Evaluates the remainder Number1 rem Number2 and unifies the resulting value
with Result.
*Number1*
- Integer.
*Number2*
- Integer.
*Result*
- A variable or integer.

## Description

This predicate is used by the ECLiPSe compiler to expand evaluable
arithmetic expressions. So the call to rem(Number1, Number2, Result) is
equivalent to
Result is Number1 rem Number2

which should be preferred for portability.
The modulus operation computes the remainder corresponding to the
truncating division //. The following relation always holds:

X =:= (X rem Y) + (X // Y) * Y.

The result Result is either zero, or has the same sign as Number1. The
absolute value of Result does not depend on the signs of the arguments.
In coroutining mode, if Number1 or Number2 are uninstantiated, the call
to rem/3 is delayed until these variables are instantiated.

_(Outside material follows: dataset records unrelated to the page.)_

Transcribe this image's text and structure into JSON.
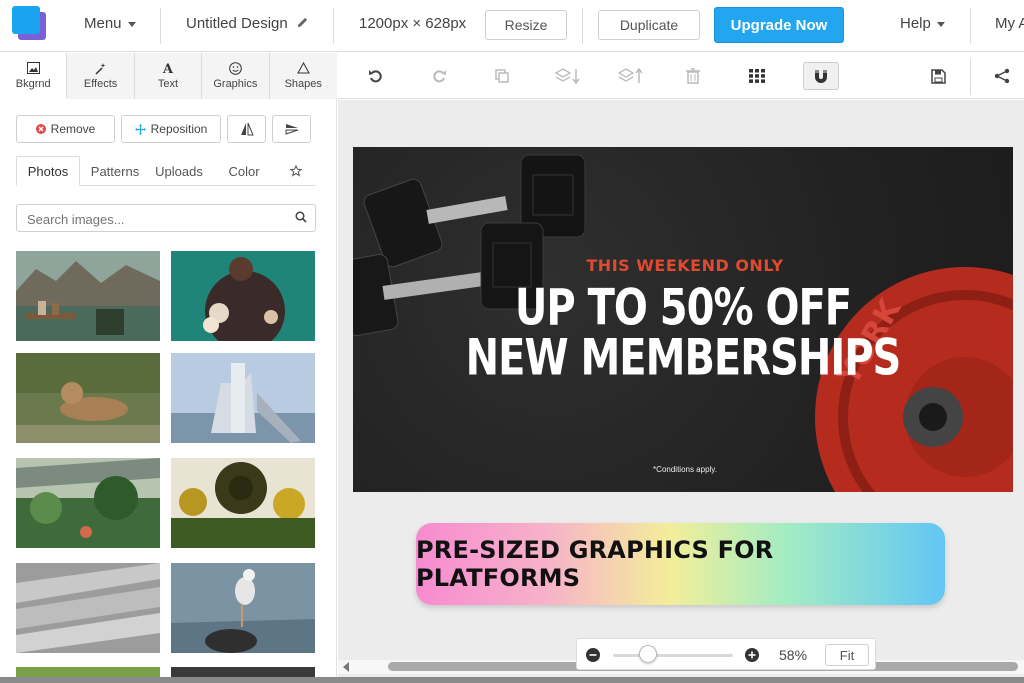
{
  "topbar": {
    "menu_label": "Menu",
    "design_title": "Untitled Design",
    "dimensions": "1200px × 628px",
    "resize_label": "Resize",
    "duplicate_label": "Duplicate",
    "upgrade_label": "Upgrade Now",
    "help_label": "Help",
    "account_label": "My A",
    "accent_color": "#23a6f0"
  },
  "left_tabs": [
    {
      "label": "Bkgrnd",
      "icon": "image-icon"
    },
    {
      "label": "Effects",
      "icon": "magic-wand-icon"
    },
    {
      "label": "Text",
      "icon": "text-icon"
    },
    {
      "label": "Graphics",
      "icon": "smiley-icon"
    },
    {
      "label": "Shapes",
      "icon": "triangle-icon"
    }
  ],
  "tools": {
    "remove_label": "Remove",
    "reposition_label": "Reposition"
  },
  "subtabs": [
    "Photos",
    "Patterns",
    "Uploads",
    "Color"
  ],
  "search": {
    "placeholder": "Search images..."
  },
  "thumbnails": [
    "mountain-lake-deck",
    "woman-flowers-teal",
    "lion-cub-grass",
    "lighthouse-building",
    "greenhouse-plants",
    "sunflowers",
    "paper-folds",
    "seagull-rocks"
  ],
  "ad": {
    "kicker": "THIS WEEKEND ONLY",
    "line1": "UP TO 50% OFF",
    "line2": "NEW MEMBERSHIPS",
    "fine_print": "*Conditions apply.",
    "kicker_color": "#e04a2f",
    "background_color": "#272727",
    "plate_text": "YORK"
  },
  "banner": {
    "text": "PRE-SIZED GRAPHICS FOR PLATFORMS"
  },
  "zoom": {
    "value": "58%",
    "fit_label": "Fit",
    "level": 0.58
  }
}
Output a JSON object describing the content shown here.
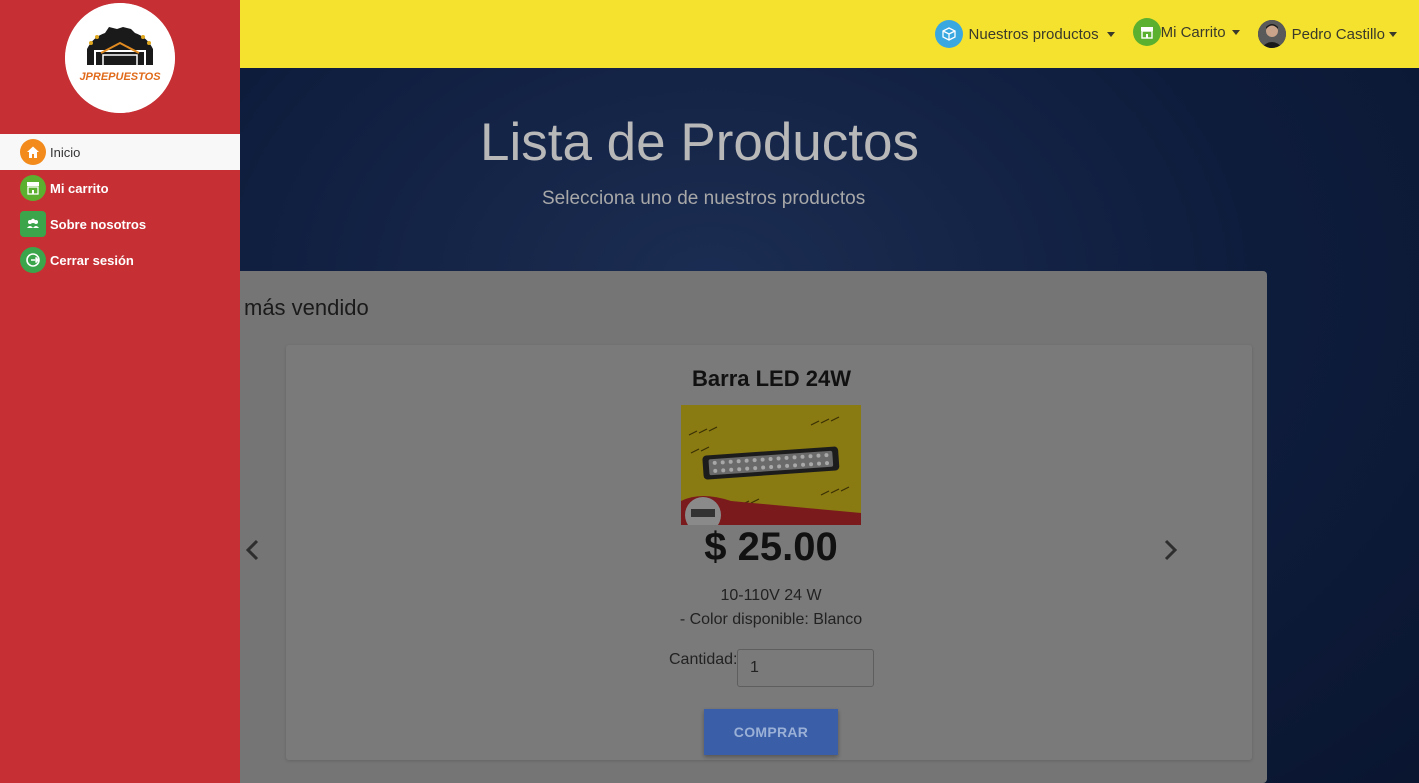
{
  "navbar": {
    "products_label": "Nuestros productos",
    "cart_label": "Mi Carrito",
    "user_name": "Pedro Castillo"
  },
  "sidebar": {
    "logo_text": "JP REPUESTOS",
    "items": [
      {
        "label": "Inicio",
        "icon": "home-icon",
        "active": true
      },
      {
        "label": "Mi carrito",
        "icon": "cart-icon",
        "active": false
      },
      {
        "label": "Sobre nosotros",
        "icon": "users-icon",
        "active": false
      },
      {
        "label": "Cerrar sesión",
        "icon": "logout-icon",
        "active": false
      }
    ]
  },
  "hero": {
    "title": "Lista de Productos",
    "subtitle": "Selecciona uno de nuestros productos"
  },
  "section": {
    "title": "más vendido"
  },
  "product": {
    "name": "Barra LED 24W",
    "price": "$ 25.00",
    "description_line1": "10-110V 24 W",
    "description_line2": "- Color disponible: Blanco",
    "quantity_label": "Cantidad:",
    "quantity_value": "1",
    "buy_label": "COMPRAR"
  },
  "colors": {
    "sidebar": "#c63035",
    "navbar": "#f5e22e",
    "button": "#3a5fa8"
  }
}
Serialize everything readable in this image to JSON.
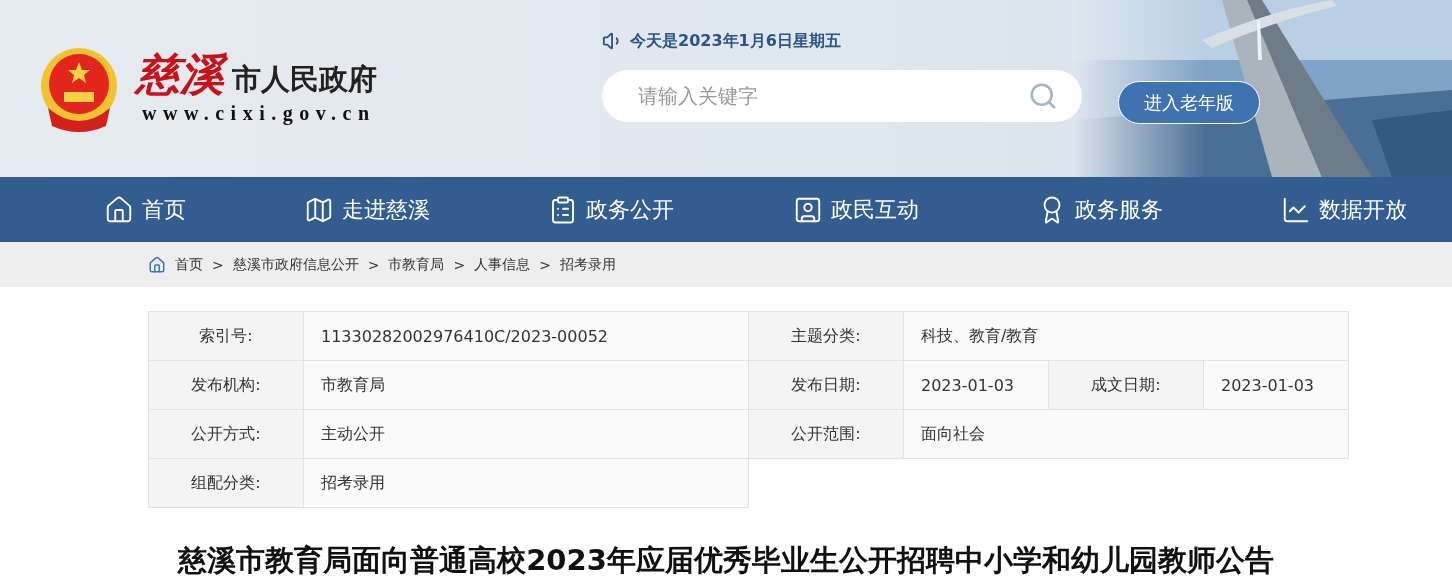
{
  "header": {
    "logo_mark": "慈溪",
    "logo_title": "市人民政府",
    "logo_url": "www.cixi.gov.cn",
    "date": "今天是2023年1月6日星期五",
    "search": {
      "placeholder": "请输入关键字"
    },
    "elder_button": "进入老年版"
  },
  "nav": [
    {
      "label": "首页"
    },
    {
      "label": "走进慈溪"
    },
    {
      "label": "政务公开"
    },
    {
      "label": "政民互动"
    },
    {
      "label": "政务服务"
    },
    {
      "label": "数据开放"
    }
  ],
  "breadcrumb": {
    "separator": ">",
    "items": [
      "首页",
      "慈溪市政府信息公开",
      "市教育局",
      "人事信息",
      "招考录用"
    ]
  },
  "info_table": {
    "left": [
      {
        "label": "索引号:",
        "value": "11330282002976410C/2023-00052"
      },
      {
        "label": "发布机构:",
        "value": "市教育局"
      },
      {
        "label": "公开方式:",
        "value": "主动公开"
      },
      {
        "label": "组配分类:",
        "value": "招考录用"
      }
    ],
    "right": [
      [
        {
          "label": "主题分类:",
          "value": "科技、教育/教育"
        }
      ],
      [
        {
          "label": "发布日期:",
          "value": "2023-01-03"
        },
        {
          "label": "成文日期:",
          "value": "2023-01-03"
        }
      ],
      [
        {
          "label": "公开范围:",
          "value": "面向社会"
        }
      ]
    ]
  },
  "article": {
    "title": "慈溪市教育局面向普通高校2023年应届优秀毕业生公开招聘中小学和幼儿园教师公告"
  }
}
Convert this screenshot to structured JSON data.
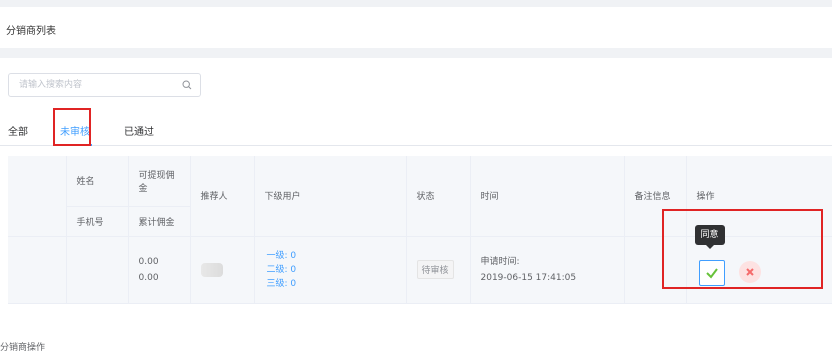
{
  "header": {
    "title": "分销商列表"
  },
  "search": {
    "placeholder": "请输入搜索内容",
    "icon": "search-icon"
  },
  "tabs": [
    {
      "label": "全部",
      "active": false
    },
    {
      "label": "未审核",
      "active": true
    },
    {
      "label": "已通过",
      "active": false
    }
  ],
  "table": {
    "headers": {
      "name": "姓名",
      "phone": "手机号",
      "withdrawable": "可提现佣金",
      "cumulative": "累计佣金",
      "referrer": "推荐人",
      "subordinates": "下级用户",
      "status": "状态",
      "time": "时间",
      "remark": "备注信息",
      "actions": "操作"
    },
    "rows": [
      {
        "withdrawable": "0.00",
        "cumulative": "0.00",
        "level1": "一级: 0",
        "level2": "二级: 0",
        "level3": "三级: 0",
        "status": "待审核",
        "time_label": "申请时间:",
        "time_value": "2019-06-15 17:41:05"
      }
    ]
  },
  "actions": {
    "approve_tooltip": "同意",
    "approve_icon": "check-icon",
    "reject_icon": "close-icon"
  },
  "footer": {
    "text": "分销商操作"
  },
  "colors": {
    "accent": "#409eff",
    "highlight": "#e02424",
    "danger": "#f56c6c"
  }
}
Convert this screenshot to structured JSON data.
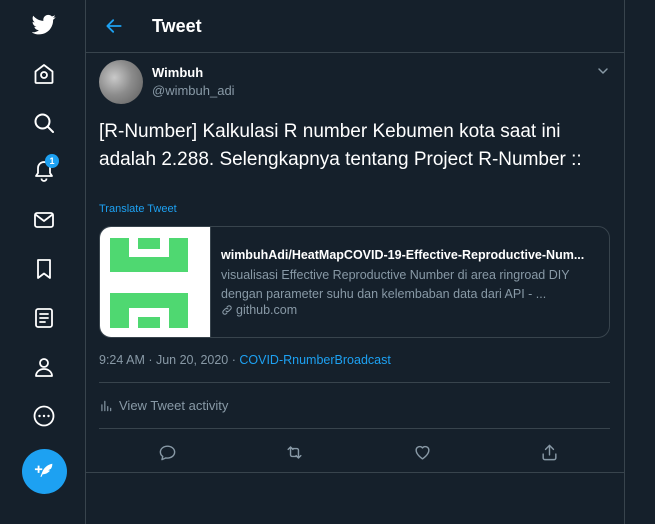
{
  "header": {
    "title": "Tweet"
  },
  "nav": {
    "notifications_badge": "1",
    "icons": [
      "twitter-logo-icon",
      "home-icon",
      "explore-icon",
      "notifications-icon",
      "messages-icon",
      "bookmarks-icon",
      "lists-icon",
      "profile-icon",
      "more-icon",
      "compose-icon"
    ]
  },
  "tweet": {
    "author_name": "Wimbuh",
    "author_handle": "@wimbuh_adi",
    "text": "[R-Number] Kalkulasi R number Kebumen kota saat ini adalah 2.288. Selengkapnya tentang Project R-Number ::",
    "translate_label": "Translate Tweet",
    "timestamp": "9:24 AM · Jun 20, 2020 · ",
    "source": "COVID-RnumberBroadcast",
    "activity_label": "View Tweet activity"
  },
  "card": {
    "title": "wimbuhAdi/HeatMapCOVID-19-Effective-Reproductive-Num...",
    "description": "visualisasi Effective Reproductive Number di area ringroad DIY dengan parameter suhu dan kelembaban data dari API - ...",
    "domain": "github.com"
  },
  "colors": {
    "background": "#15202b",
    "border": "#38444d",
    "accent": "#1da1f2",
    "muted": "#8899a6",
    "thumb_green": "#4fd871"
  }
}
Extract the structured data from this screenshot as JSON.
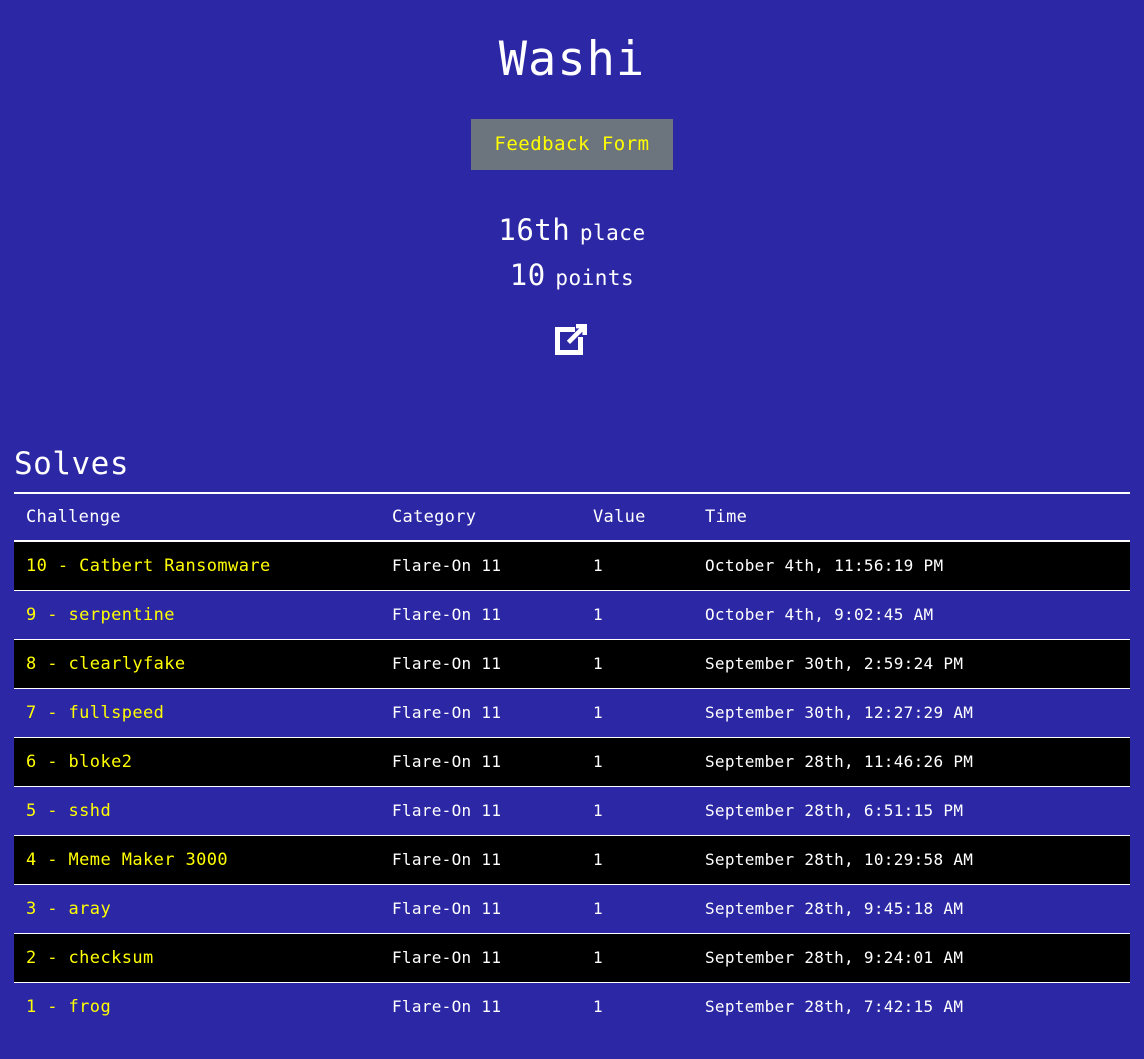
{
  "header": {
    "title": "Washi",
    "feedback_label": "Feedback Form"
  },
  "stats": {
    "place_number": "16th",
    "place_word": "place",
    "points_number": "10",
    "points_word": "points",
    "external_link_icon": "external-link-icon"
  },
  "solves": {
    "heading": "Solves",
    "columns": {
      "challenge": "Challenge",
      "category": "Category",
      "value": "Value",
      "time": "Time"
    },
    "rows": [
      {
        "challenge": "10 - Catbert Ransomware",
        "category": "Flare-On 11",
        "value": "1",
        "time": "October 4th, 11:56:19 PM"
      },
      {
        "challenge": "9 - serpentine",
        "category": "Flare-On 11",
        "value": "1",
        "time": "October 4th, 9:02:45 AM"
      },
      {
        "challenge": "8 - clearlyfake",
        "category": "Flare-On 11",
        "value": "1",
        "time": "September 30th, 2:59:24 PM"
      },
      {
        "challenge": "7 - fullspeed",
        "category": "Flare-On 11",
        "value": "1",
        "time": "September 30th, 12:27:29 AM"
      },
      {
        "challenge": "6 - bloke2",
        "category": "Flare-On 11",
        "value": "1",
        "time": "September 28th, 11:46:26 PM"
      },
      {
        "challenge": "5 - sshd",
        "category": "Flare-On 11",
        "value": "1",
        "time": "September 28th, 6:51:15 PM"
      },
      {
        "challenge": "4 - Meme Maker 3000",
        "category": "Flare-On 11",
        "value": "1",
        "time": "September 28th, 10:29:58 AM"
      },
      {
        "challenge": "3 - aray",
        "category": "Flare-On 11",
        "value": "1",
        "time": "September 28th, 9:45:18 AM"
      },
      {
        "challenge": "2 - checksum",
        "category": "Flare-On 11",
        "value": "1",
        "time": "September 28th, 9:24:01 AM"
      },
      {
        "challenge": "1 - frog",
        "category": "Flare-On 11",
        "value": "1",
        "time": "September 28th, 7:42:15 AM"
      }
    ]
  },
  "colors": {
    "background": "#2b27a5",
    "accent_yellow": "#ffff00",
    "button_gray": "#6c757d",
    "row_dark": "#000000",
    "text_white": "#ffffff"
  }
}
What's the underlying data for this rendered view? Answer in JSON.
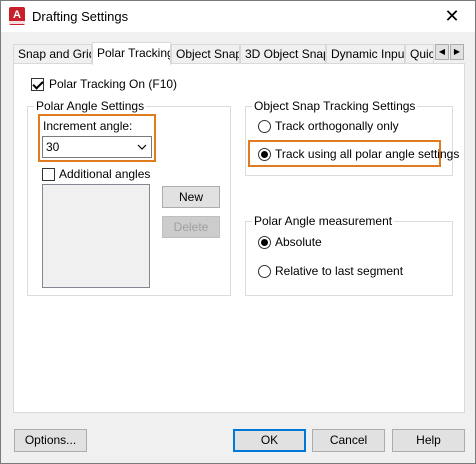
{
  "window": {
    "title": "Drafting Settings",
    "app_icon_letter": "A"
  },
  "tabs": [
    {
      "label": "Snap and Grid"
    },
    {
      "label": "Polar Tracking"
    },
    {
      "label": "Object Snap"
    },
    {
      "label": "3D Object Snap"
    },
    {
      "label": "Dynamic Input"
    },
    {
      "label": "Quic"
    }
  ],
  "polar_tracking_on": {
    "label": "Polar Tracking On (F10)",
    "checked": true
  },
  "polar_angle_settings": {
    "title": "Polar Angle Settings",
    "increment_label": "Increment angle:",
    "increment_value": "30",
    "additional_angles_label": "Additional angles",
    "new_label": "New",
    "delete_label": "Delete"
  },
  "object_snap_tracking": {
    "title": "Object Snap Tracking Settings",
    "options": [
      {
        "label": "Track orthogonally only",
        "checked": false
      },
      {
        "label": "Track using all polar angle settings",
        "checked": true
      }
    ]
  },
  "polar_angle_measurement": {
    "title": "Polar Angle measurement",
    "options": [
      {
        "label": "Absolute",
        "checked": true
      },
      {
        "label": "Relative to last segment",
        "checked": false
      }
    ]
  },
  "footer": {
    "options_label": "Options...",
    "ok_label": "OK",
    "cancel_label": "Cancel",
    "help_label": "Help"
  },
  "colors": {
    "highlight": "#e07b20",
    "accent": "#0078d7",
    "app_icon": "#c8202a"
  }
}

See also the mod operation, whose result only differs when the arguments
have opposite signs.

### Modes and Determinism

### Exceptions

*(4) instantiation fault *
- Number1 or Number2 is not instantiated (non-coroutining mode only).
*(5) type error *
- Number1 or Number2 is a number but not an integer.
*(20) arithmetic exception *
- Illegal arithmetic operation: Number2 is zero
*(24) number expected *
- Number1 or Number2 is not of a numeric type.

## Examples

Success:
X is 10 rem 3. (gives X = 1)
rem( 10, 3, 1).
rem(-10, 3, -1).
rem( 10, -3, -1).
rem(-10, -3, 1).
rem( 11, 3, 2).
Fail:
rem(1, 2, 3).
rem(6, 2.0, 3.0).
rem(5, 2, r).
Error:
rem(A, 2, 6). (Error 4).
rem(2, 0, Result). (Error 20).
rem(4 + 2, 2, 12). (Error 24).

## See Also

is / 2, // / 3, mod / 3